At the new Sprinkled Pink Cupcake Couture store in Montecito, near Santa Barbara, the owner, Wendy Jones, received a lawyer's letter last week, just one day after opening her doors. It demanded that she drop the verb "sprinkle" from her signage.
"They're going too far," she told the Los Angeles Times. "I'm sure they're protecting themselves, but there's a whole big United States out there. There's room for other cupcake shops. They shouldn't be bullying around or picking on little people like us ... I really, honestly, don't think they invented the cupcake."
Famous Cupcakes in North Hollywood was sued last month for using coloured "dots" on the top of its icing. According to Sprinkles, they resembled the trademarked "modern dot" which it uses to differentiate between different flavours of cakes.
The dispute may sound delightfully petty, but a highly-lucrative industry's future is at stake. The cupcake craze began roughly five years ago, when stars of the television show Sex and the City became patrons of Manhattan's now-famous Magnolia bakery.
In 2005, the trend spread to California with the opening of the first Sprinkles in Beverly Hills. It gained momentum when Barbra Streisand sent a tray of cakes to Winfrey, who featured them on her show.
Widespread celebrity endorsement followed. Courtney Love soon complained they'd caused her to gain 10lb. Teri Hatcher, Kevin Bacon and Serena Williams were seen queuing at the Sprinkles counter.
Most cupcake stores sell a beefed-up American version of the traditional English fairy cake. Each costs between $3 (£1.70) and $5, measures four or five inches in diameter, and contains a variety of sugary toppings and fillings. Flavours range from "peanut butter and chocolate ganache" to "red velvet with cream cheese".
There are now about 1,000 specialist stores in the US, but no pre-eminent national chain has yet emerged. Lawyers for Sprinkles, which has ambitious expansion plans, claim this explains their aggressive brand protection.
"The law says that if you're a trademark owner, you have a duty to enforce your rights," said their attorney, John Slafsky. "These are small-business people themselves. They've worked really, really hard to build a successful business, and it's frustrating for them when other folks feel comfortable copying their original creations and their original brands."
Ultimately, the industry's future may lie in whether any firm can lay claim to the verb "sprinkle," according to Doug Lichtman, a UCLA law professor. A court may also have to decide if the "modern dot" on Sprinkles cakes really does set it apart from its rivals.
"It might be that, from the perspective of a cupcake customer, the 'modern dot' simply looks like one of several traditional allocations of frosting," he said. "That might make the mouth water, but it would not warrant legal protection."
A brief history of the cake in a cup
US celebrities may have fuelled the modern obsession with the cupcake but it dates back to a time when the likes of Hummingbird and Sprinkles were a mere glint in a baker's eye.
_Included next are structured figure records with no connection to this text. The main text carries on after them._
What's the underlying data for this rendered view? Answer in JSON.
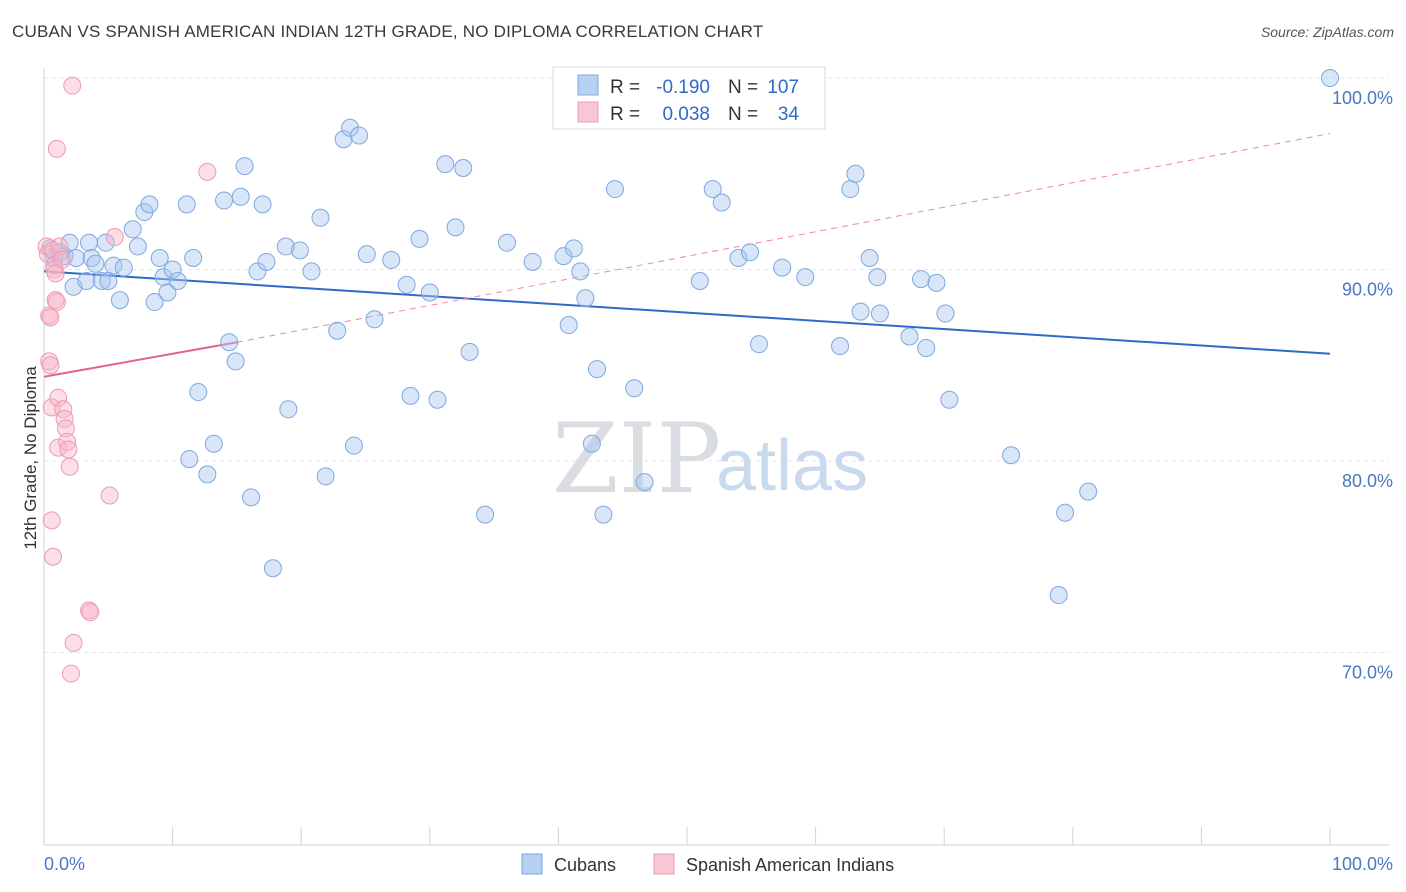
{
  "title": "CUBAN VS SPANISH AMERICAN INDIAN 12TH GRADE, NO DIPLOMA CORRELATION CHART",
  "source": "Source: ZipAtlas.com",
  "watermark": {
    "zip": "ZIP",
    "atlas": "atlas"
  },
  "legend": {
    "rows": [
      {
        "r_label": "R =",
        "r_value": "-0.190",
        "n_label": "N =",
        "n_value": "107",
        "color": "#a9c8f0"
      },
      {
        "r_label": "R =",
        "r_value": "0.038",
        "n_label": "N =",
        "n_value": "34",
        "color": "#f7b6c8"
      }
    ]
  },
  "bottom_legend": [
    {
      "label": "Cubans",
      "color": "#a9c8f0"
    },
    {
      "label": "Spanish American Indians",
      "color": "#f7b6c8"
    }
  ],
  "chart_data": {
    "type": "scatter",
    "title": "CUBAN VS SPANISH AMERICAN INDIAN 12TH GRADE, NO DIPLOMA CORRELATION CHART",
    "xlabel": "",
    "ylabel": "12th Grade, No Diploma",
    "xlim": [
      0,
      100
    ],
    "ylim": [
      60,
      102
    ],
    "x_tick_labels": [
      "0.0%",
      "100.0%"
    ],
    "y_ticks": [
      70,
      80,
      90,
      100
    ],
    "y_tick_labels": [
      "70.0%",
      "80.0%",
      "90.0%",
      "100.0%"
    ],
    "grid": true,
    "legend_position": "top-center",
    "series": [
      {
        "name": "Cubans",
        "color": "#6fa0e0",
        "trend": {
          "x": [
            0,
            100
          ],
          "y": [
            89.9,
            85.6
          ]
        },
        "points": [
          [
            0.5,
            91.1
          ],
          [
            0.8,
            90.6
          ],
          [
            1.2,
            90.9
          ],
          [
            1.6,
            90.7
          ],
          [
            2.0,
            91.4
          ],
          [
            2.3,
            89.1
          ],
          [
            2.5,
            90.6
          ],
          [
            3.3,
            89.4
          ],
          [
            3.5,
            91.4
          ],
          [
            3.7,
            90.6
          ],
          [
            4.0,
            90.3
          ],
          [
            4.5,
            89.4
          ],
          [
            4.8,
            91.4
          ],
          [
            5.0,
            89.4
          ],
          [
            5.4,
            90.2
          ],
          [
            5.9,
            88.4
          ],
          [
            6.2,
            90.1
          ],
          [
            6.9,
            92.1
          ],
          [
            7.3,
            91.2
          ],
          [
            7.8,
            93.0
          ],
          [
            8.2,
            93.4
          ],
          [
            8.6,
            88.3
          ],
          [
            9.0,
            90.6
          ],
          [
            9.3,
            89.6
          ],
          [
            9.6,
            88.8
          ],
          [
            10.0,
            90.0
          ],
          [
            10.4,
            89.4
          ],
          [
            11.1,
            93.4
          ],
          [
            11.3,
            80.1
          ],
          [
            11.6,
            90.6
          ],
          [
            12.0,
            83.6
          ],
          [
            12.7,
            79.3
          ],
          [
            13.2,
            80.9
          ],
          [
            14.0,
            93.6
          ],
          [
            14.4,
            86.2
          ],
          [
            14.9,
            85.2
          ],
          [
            15.3,
            93.8
          ],
          [
            15.6,
            95.4
          ],
          [
            16.1,
            78.1
          ],
          [
            16.6,
            89.9
          ],
          [
            17.0,
            93.4
          ],
          [
            17.3,
            90.4
          ],
          [
            17.8,
            74.4
          ],
          [
            18.8,
            91.2
          ],
          [
            19.0,
            82.7
          ],
          [
            19.9,
            91.0
          ],
          [
            20.8,
            89.9
          ],
          [
            21.5,
            92.7
          ],
          [
            21.9,
            79.2
          ],
          [
            22.8,
            86.8
          ],
          [
            23.3,
            96.8
          ],
          [
            23.8,
            97.4
          ],
          [
            24.1,
            80.8
          ],
          [
            24.5,
            97.0
          ],
          [
            25.1,
            90.8
          ],
          [
            25.7,
            87.4
          ],
          [
            27.0,
            90.5
          ],
          [
            28.2,
            89.2
          ],
          [
            28.5,
            83.4
          ],
          [
            29.2,
            91.6
          ],
          [
            30.0,
            88.8
          ],
          [
            30.6,
            83.2
          ],
          [
            31.2,
            95.5
          ],
          [
            32.0,
            92.2
          ],
          [
            32.6,
            95.3
          ],
          [
            33.1,
            85.7
          ],
          [
            34.3,
            77.2
          ],
          [
            36.0,
            91.4
          ],
          [
            38.0,
            90.4
          ],
          [
            40.4,
            90.7
          ],
          [
            40.8,
            87.1
          ],
          [
            41.2,
            91.1
          ],
          [
            41.7,
            89.9
          ],
          [
            42.1,
            88.5
          ],
          [
            42.6,
            80.9
          ],
          [
            43.0,
            84.8
          ],
          [
            43.5,
            77.2
          ],
          [
            44.4,
            94.2
          ],
          [
            45.9,
            83.8
          ],
          [
            46.7,
            78.9
          ],
          [
            51.0,
            89.4
          ],
          [
            52.0,
            94.2
          ],
          [
            52.7,
            93.5
          ],
          [
            54.0,
            90.6
          ],
          [
            54.9,
            90.9
          ],
          [
            55.6,
            86.1
          ],
          [
            57.4,
            90.1
          ],
          [
            59.2,
            89.6
          ],
          [
            61.9,
            86.0
          ],
          [
            62.7,
            94.2
          ],
          [
            63.1,
            95.0
          ],
          [
            63.5,
            87.8
          ],
          [
            64.2,
            90.6
          ],
          [
            64.8,
            89.6
          ],
          [
            65.0,
            87.7
          ],
          [
            67.3,
            86.5
          ],
          [
            68.2,
            89.5
          ],
          [
            68.6,
            85.9
          ],
          [
            69.4,
            89.3
          ],
          [
            70.1,
            87.7
          ],
          [
            70.4,
            83.2
          ],
          [
            75.2,
            80.3
          ],
          [
            78.9,
            73.0
          ],
          [
            79.4,
            77.3
          ],
          [
            81.2,
            78.4
          ],
          [
            100.0,
            100.0
          ]
        ]
      },
      {
        "name": "Spanish American Indians",
        "color": "#f08cab",
        "trend": {
          "x": [
            0,
            15
          ],
          "y": [
            84.4,
            86.2
          ]
        },
        "points": [
          [
            0.2,
            91.2
          ],
          [
            0.3,
            90.8
          ],
          [
            0.4,
            87.6
          ],
          [
            0.4,
            85.2
          ],
          [
            0.5,
            87.5
          ],
          [
            0.5,
            85.0
          ],
          [
            0.6,
            82.8
          ],
          [
            0.6,
            76.9
          ],
          [
            0.7,
            75.0
          ],
          [
            0.7,
            91.0
          ],
          [
            0.8,
            90.2
          ],
          [
            0.8,
            90.0
          ],
          [
            0.9,
            88.4
          ],
          [
            1.0,
            88.3
          ],
          [
            1.0,
            96.3
          ],
          [
            1.1,
            83.3
          ],
          [
            1.1,
            80.7
          ],
          [
            1.2,
            91.2
          ],
          [
            1.4,
            90.5
          ],
          [
            1.5,
            82.7
          ],
          [
            1.6,
            82.2
          ],
          [
            1.7,
            81.7
          ],
          [
            1.8,
            81.0
          ],
          [
            1.9,
            80.6
          ],
          [
            2.0,
            79.7
          ],
          [
            2.1,
            68.9
          ],
          [
            2.3,
            70.5
          ],
          [
            2.2,
            99.6
          ],
          [
            3.5,
            72.2
          ],
          [
            3.6,
            72.1
          ],
          [
            5.1,
            78.2
          ],
          [
            5.5,
            91.7
          ],
          [
            12.7,
            95.1
          ],
          [
            0.9,
            89.8
          ]
        ]
      }
    ]
  }
}
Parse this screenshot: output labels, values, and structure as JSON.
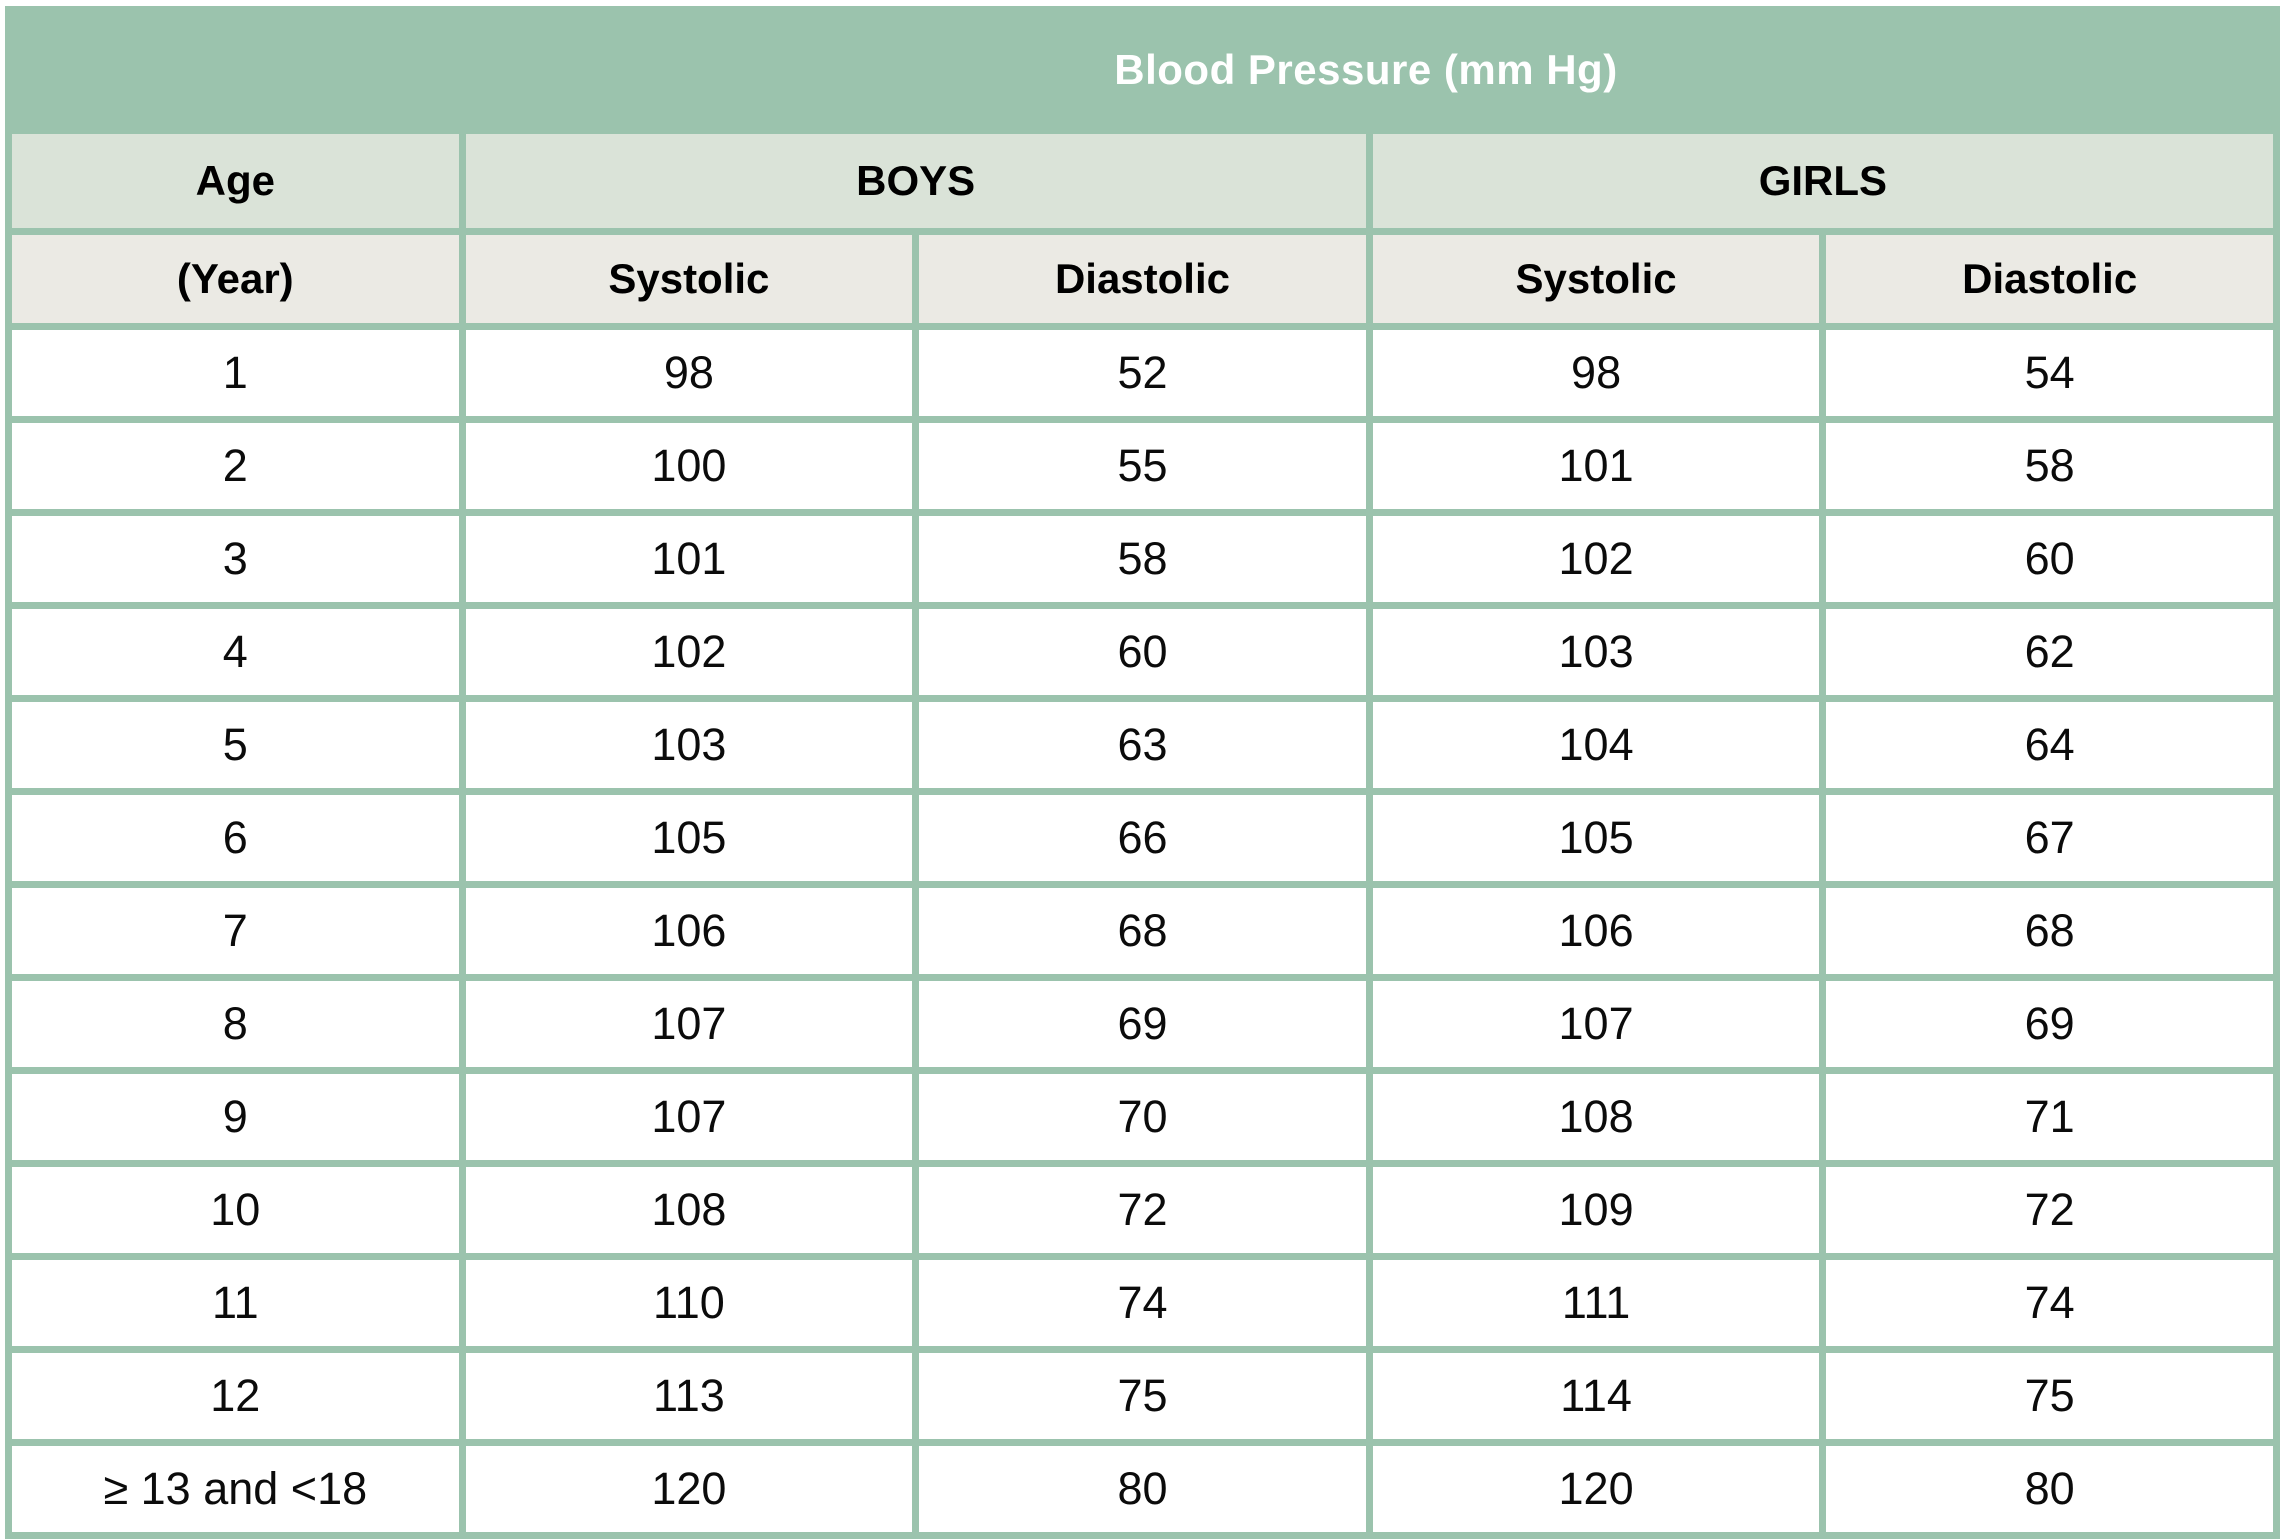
{
  "title": "Blood Pressure (mm Hg)",
  "header": {
    "age_label": "Age",
    "age_sub_label": "(Year)",
    "boys_label": "BOYS",
    "girls_label": "GIRLS",
    "systolic_label": "Systolic",
    "diastolic_label": "Diastolic"
  },
  "colors": {
    "title_background": "#9bc3ad",
    "border_green": "#9bc3ad",
    "group_row_background": "#dae3d8",
    "sub_row_background": "#ebeae4",
    "title_text": "#ffffff",
    "body_text": "#0b0b0b"
  },
  "chart_data": {
    "type": "table",
    "title": "Blood Pressure (mm Hg)",
    "columns": [
      "Age (Year)",
      "BOYS Systolic",
      "BOYS Diastolic",
      "GIRLS Systolic",
      "GIRLS Diastolic"
    ],
    "rows": [
      [
        "1",
        "98",
        "52",
        "98",
        "54"
      ],
      [
        "2",
        "100",
        "55",
        "101",
        "58"
      ],
      [
        "3",
        "101",
        "58",
        "102",
        "60"
      ],
      [
        "4",
        "102",
        "60",
        "103",
        "62"
      ],
      [
        "5",
        "103",
        "63",
        "104",
        "64"
      ],
      [
        "6",
        "105",
        "66",
        "105",
        "67"
      ],
      [
        "7",
        "106",
        "68",
        "106",
        "68"
      ],
      [
        "8",
        "107",
        "69",
        "107",
        "69"
      ],
      [
        "9",
        "107",
        "70",
        "108",
        "71"
      ],
      [
        "10",
        "108",
        "72",
        "109",
        "72"
      ],
      [
        "11",
        "110",
        "74",
        "111",
        "74"
      ],
      [
        "12",
        "113",
        "75",
        "114",
        "75"
      ],
      [
        "≥ 13 and <18",
        "120",
        "80",
        "120",
        "80"
      ]
    ]
  }
}
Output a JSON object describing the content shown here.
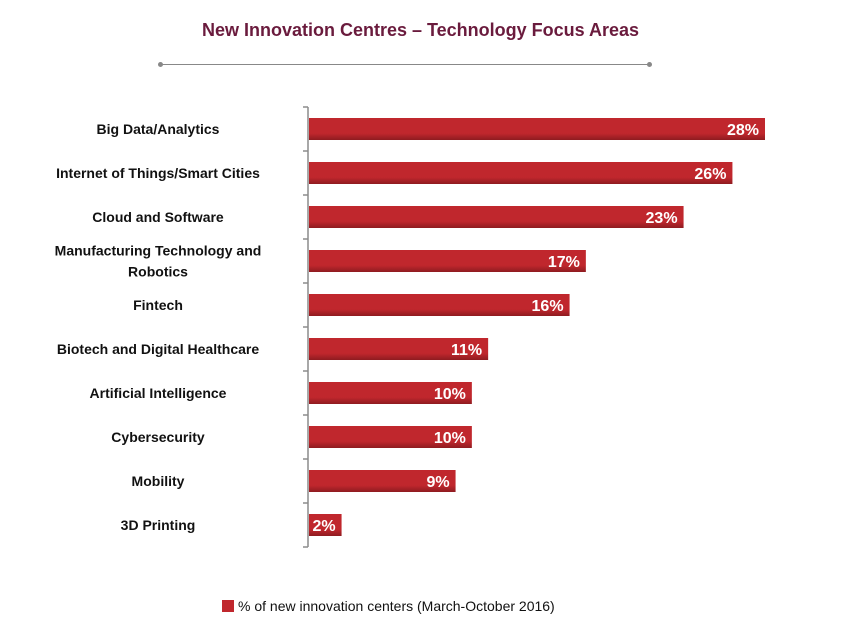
{
  "colors": {
    "bar": "#c0272d",
    "bar_dark": "#8e1b20",
    "title": "#6a1b3d"
  },
  "chart_data": {
    "type": "bar",
    "orientation": "horizontal",
    "title": "New Innovation Centres – Technology Focus Areas",
    "categories": [
      [
        "Big Data/Analytics"
      ],
      [
        "Internet of Things/Smart Cities"
      ],
      [
        "Cloud and Software"
      ],
      [
        "Manufacturing Technology and",
        "Robotics"
      ],
      [
        "Fintech"
      ],
      [
        "Biotech and Digital Healthcare"
      ],
      [
        "Artificial Intelligence"
      ],
      [
        "Cybersecurity"
      ],
      [
        "Mobility"
      ],
      [
        "3D Printing"
      ]
    ],
    "series": [
      {
        "name": "% of new innovation centers (March-October 2016)",
        "values": [
          28,
          26,
          23,
          17,
          16,
          11,
          10,
          10,
          9,
          2
        ]
      }
    ],
    "data_labels": [
      "28%",
      "26%",
      "23%",
      "17%",
      "16%",
      "11%",
      "10%",
      "10%",
      "9%",
      "2%"
    ],
    "xlim": [
      0,
      28
    ],
    "grid": false,
    "legend_position": "bottom"
  }
}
In 18th-century America, harried housewives apparently saved time by measuring cake ingredients in cups rather than by weight. The ovens of the day also meant larger cakes took an age to bake and burnt easily.
This explains the "cup" name but some preferred to call the treats "number" or "1234" cakes because of the proportions required to bake one (generally, one cup of butter, two of sugar, three of flour and four eggs, plus a cup of milk and a spoonful of soda).
The earliest recipe for a cupcake appears in American Cookery by Amelia Simmons, the first American cookbook (1796): "A light Cake to bake in small cups: Half a pound sugar, half a pound butter, rubbed into two pounds flour, one glass wine, one do. Rosewater, two do. Emptins, a nutmeg, cinnamon and currants."